Across the table, Leon stretched in his seat and kicked out with one heavy boot, banging it against the table leg. She gazed again at his sleeping features. Dark hair, two-day stubble swathed around his chin and throat, a large bruise forming over his left eye and a deep graze on his right cheek. He had grey hollows under his eyes and his long, black eyelashes flickered against them as he dreamed. She looked at his muscled arms, tight stomach and thick legs; he exuded some kind of raw strength even in his sleep. It wasn't something Eva found attractive. He was an unknown quantity: a dangerous, violent unknown quantity who had already killed at least three people.

And saved her life.

The state of confusion that left her in was not one she was used to. Eva made immediate judgement calls about people and they were usually right. After that, she rarely gave anyone a second chance.
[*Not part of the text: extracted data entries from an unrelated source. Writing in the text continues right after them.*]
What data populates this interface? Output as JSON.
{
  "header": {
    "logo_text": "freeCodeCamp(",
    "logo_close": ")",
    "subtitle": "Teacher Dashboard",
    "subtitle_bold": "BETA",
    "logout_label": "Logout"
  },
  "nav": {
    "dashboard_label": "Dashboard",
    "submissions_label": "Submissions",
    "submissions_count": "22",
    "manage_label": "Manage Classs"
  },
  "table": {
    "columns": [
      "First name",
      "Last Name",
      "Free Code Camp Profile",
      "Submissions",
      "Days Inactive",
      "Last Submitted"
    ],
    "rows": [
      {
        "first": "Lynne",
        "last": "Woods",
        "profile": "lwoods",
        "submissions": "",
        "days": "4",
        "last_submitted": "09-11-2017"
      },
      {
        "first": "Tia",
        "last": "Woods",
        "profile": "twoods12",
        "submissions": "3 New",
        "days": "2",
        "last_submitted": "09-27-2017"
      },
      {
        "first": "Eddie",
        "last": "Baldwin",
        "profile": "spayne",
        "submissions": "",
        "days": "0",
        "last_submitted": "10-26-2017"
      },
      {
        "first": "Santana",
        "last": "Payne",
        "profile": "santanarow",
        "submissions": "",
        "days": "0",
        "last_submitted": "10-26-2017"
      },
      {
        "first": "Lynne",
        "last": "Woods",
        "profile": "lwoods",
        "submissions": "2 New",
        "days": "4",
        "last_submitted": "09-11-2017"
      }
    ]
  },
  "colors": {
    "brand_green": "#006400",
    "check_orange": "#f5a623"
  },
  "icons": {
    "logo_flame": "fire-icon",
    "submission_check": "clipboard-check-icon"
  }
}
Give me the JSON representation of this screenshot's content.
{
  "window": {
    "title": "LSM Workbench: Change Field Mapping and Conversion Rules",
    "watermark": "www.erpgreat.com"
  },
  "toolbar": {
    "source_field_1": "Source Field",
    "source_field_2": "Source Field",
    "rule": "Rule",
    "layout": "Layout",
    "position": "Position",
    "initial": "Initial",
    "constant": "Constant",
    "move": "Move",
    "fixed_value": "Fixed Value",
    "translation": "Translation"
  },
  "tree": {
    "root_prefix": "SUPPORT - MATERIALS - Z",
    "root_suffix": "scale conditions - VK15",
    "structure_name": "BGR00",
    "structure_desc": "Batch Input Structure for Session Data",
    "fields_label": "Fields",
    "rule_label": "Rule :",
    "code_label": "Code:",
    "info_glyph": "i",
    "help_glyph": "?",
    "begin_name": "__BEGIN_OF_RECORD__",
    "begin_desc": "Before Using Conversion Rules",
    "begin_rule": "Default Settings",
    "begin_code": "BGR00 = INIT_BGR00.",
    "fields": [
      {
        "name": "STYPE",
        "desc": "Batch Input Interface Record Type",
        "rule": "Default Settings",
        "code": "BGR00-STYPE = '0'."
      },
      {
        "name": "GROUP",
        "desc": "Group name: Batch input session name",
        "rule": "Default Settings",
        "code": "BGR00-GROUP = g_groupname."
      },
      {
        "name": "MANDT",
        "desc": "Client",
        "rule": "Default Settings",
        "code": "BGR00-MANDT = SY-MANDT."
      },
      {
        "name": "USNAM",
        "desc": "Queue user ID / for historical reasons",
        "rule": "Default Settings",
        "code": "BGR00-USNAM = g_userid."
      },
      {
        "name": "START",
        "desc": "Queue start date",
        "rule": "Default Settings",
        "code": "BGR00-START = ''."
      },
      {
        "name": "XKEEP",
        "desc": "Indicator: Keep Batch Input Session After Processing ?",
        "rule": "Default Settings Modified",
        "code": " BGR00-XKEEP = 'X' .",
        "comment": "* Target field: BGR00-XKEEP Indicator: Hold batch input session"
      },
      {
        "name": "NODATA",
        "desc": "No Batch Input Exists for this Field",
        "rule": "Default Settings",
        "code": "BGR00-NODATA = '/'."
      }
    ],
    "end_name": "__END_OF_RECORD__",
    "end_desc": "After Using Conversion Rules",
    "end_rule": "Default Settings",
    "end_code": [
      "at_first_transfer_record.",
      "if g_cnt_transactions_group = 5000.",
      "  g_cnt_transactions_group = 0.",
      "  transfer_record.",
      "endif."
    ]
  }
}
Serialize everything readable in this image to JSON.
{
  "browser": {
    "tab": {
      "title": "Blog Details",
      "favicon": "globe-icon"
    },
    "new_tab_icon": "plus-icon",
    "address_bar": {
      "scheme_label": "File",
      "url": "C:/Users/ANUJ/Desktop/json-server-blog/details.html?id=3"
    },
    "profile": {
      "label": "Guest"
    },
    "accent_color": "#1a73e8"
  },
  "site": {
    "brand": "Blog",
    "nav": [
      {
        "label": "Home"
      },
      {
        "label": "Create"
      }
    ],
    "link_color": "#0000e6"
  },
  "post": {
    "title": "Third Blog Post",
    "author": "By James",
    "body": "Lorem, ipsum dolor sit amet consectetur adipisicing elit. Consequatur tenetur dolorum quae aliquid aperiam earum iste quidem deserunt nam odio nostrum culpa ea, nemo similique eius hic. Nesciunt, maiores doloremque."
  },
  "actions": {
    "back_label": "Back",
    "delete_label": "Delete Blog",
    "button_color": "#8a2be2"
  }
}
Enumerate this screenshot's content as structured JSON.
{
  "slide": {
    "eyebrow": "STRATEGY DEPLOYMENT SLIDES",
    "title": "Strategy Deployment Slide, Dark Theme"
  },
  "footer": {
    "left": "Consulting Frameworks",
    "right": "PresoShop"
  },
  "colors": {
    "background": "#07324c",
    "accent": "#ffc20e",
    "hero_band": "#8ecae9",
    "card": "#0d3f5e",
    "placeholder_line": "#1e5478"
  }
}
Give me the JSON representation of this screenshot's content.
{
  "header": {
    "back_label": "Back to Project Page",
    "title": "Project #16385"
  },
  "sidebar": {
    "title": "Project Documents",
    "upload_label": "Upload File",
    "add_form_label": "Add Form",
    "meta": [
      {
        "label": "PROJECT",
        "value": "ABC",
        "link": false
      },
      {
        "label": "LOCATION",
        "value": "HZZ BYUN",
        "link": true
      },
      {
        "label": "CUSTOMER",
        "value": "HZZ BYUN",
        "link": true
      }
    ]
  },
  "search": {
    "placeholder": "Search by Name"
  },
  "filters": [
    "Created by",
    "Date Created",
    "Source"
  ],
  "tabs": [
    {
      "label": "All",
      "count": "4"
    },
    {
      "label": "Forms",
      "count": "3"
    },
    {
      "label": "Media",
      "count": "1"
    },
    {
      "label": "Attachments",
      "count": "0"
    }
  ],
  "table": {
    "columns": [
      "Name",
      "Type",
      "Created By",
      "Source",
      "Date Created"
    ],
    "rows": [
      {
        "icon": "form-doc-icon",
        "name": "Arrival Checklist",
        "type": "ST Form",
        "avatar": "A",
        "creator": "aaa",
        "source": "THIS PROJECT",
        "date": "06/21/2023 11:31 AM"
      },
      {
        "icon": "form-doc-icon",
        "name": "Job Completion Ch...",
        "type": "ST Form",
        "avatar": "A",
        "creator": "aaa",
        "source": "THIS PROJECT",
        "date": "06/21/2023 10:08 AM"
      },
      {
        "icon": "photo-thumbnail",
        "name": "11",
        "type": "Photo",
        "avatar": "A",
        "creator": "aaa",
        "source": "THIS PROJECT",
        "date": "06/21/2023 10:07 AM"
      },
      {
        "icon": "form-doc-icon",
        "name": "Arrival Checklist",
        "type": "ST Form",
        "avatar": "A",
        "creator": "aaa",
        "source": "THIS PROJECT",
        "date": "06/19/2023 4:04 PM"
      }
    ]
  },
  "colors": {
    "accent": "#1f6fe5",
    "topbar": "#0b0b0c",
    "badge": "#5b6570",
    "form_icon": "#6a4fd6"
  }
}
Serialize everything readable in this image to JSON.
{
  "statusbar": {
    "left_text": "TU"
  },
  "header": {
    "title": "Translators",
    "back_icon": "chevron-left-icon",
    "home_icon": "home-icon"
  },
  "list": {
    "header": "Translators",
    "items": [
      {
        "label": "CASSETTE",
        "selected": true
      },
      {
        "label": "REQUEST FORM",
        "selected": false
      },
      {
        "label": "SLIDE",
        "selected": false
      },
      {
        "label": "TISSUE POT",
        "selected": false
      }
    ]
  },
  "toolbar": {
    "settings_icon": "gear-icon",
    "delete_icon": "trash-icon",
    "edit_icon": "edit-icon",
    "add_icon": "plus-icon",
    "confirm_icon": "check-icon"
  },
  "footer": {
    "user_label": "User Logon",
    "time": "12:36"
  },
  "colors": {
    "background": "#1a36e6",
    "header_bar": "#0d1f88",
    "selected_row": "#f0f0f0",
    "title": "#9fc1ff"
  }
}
She cut short the thought and turned her attention to the papers. The algae was quickly spreading through the UK waterways. However, the front page article that covered the story seemed to conclude that, although the plants were a nuisance, they posed no real threat to the public. Was that panic control or a cover-up? Halfway through the paper she came across an article, apparently considered non-headline news, positioned between the sports section and the classifieds, linking the algae explosion with Bioavancement S.a.r.l.. Why was this not on the front page? Eva read the article and realised that it had been ‘buried'. It was a trick she recognised from her editor days. Where there was a piece that could not be removed completely from a publication but that wasn't considered newsworthy enough – or was news that someone wanted to hide – it was kept off the pages of the paper that drew the most attention. Burying the article on those dead pages meant that subconsciously the readers would give its contents short shrift. It was a clever way of making a molehill out of a mountain. Eva continued to stare at the page in front of her. Someone was controlling this situation; the power of the press was being used to great effect to ensure that the public knew nothing about who was really behind this, what was actually happening and what the consequences might be.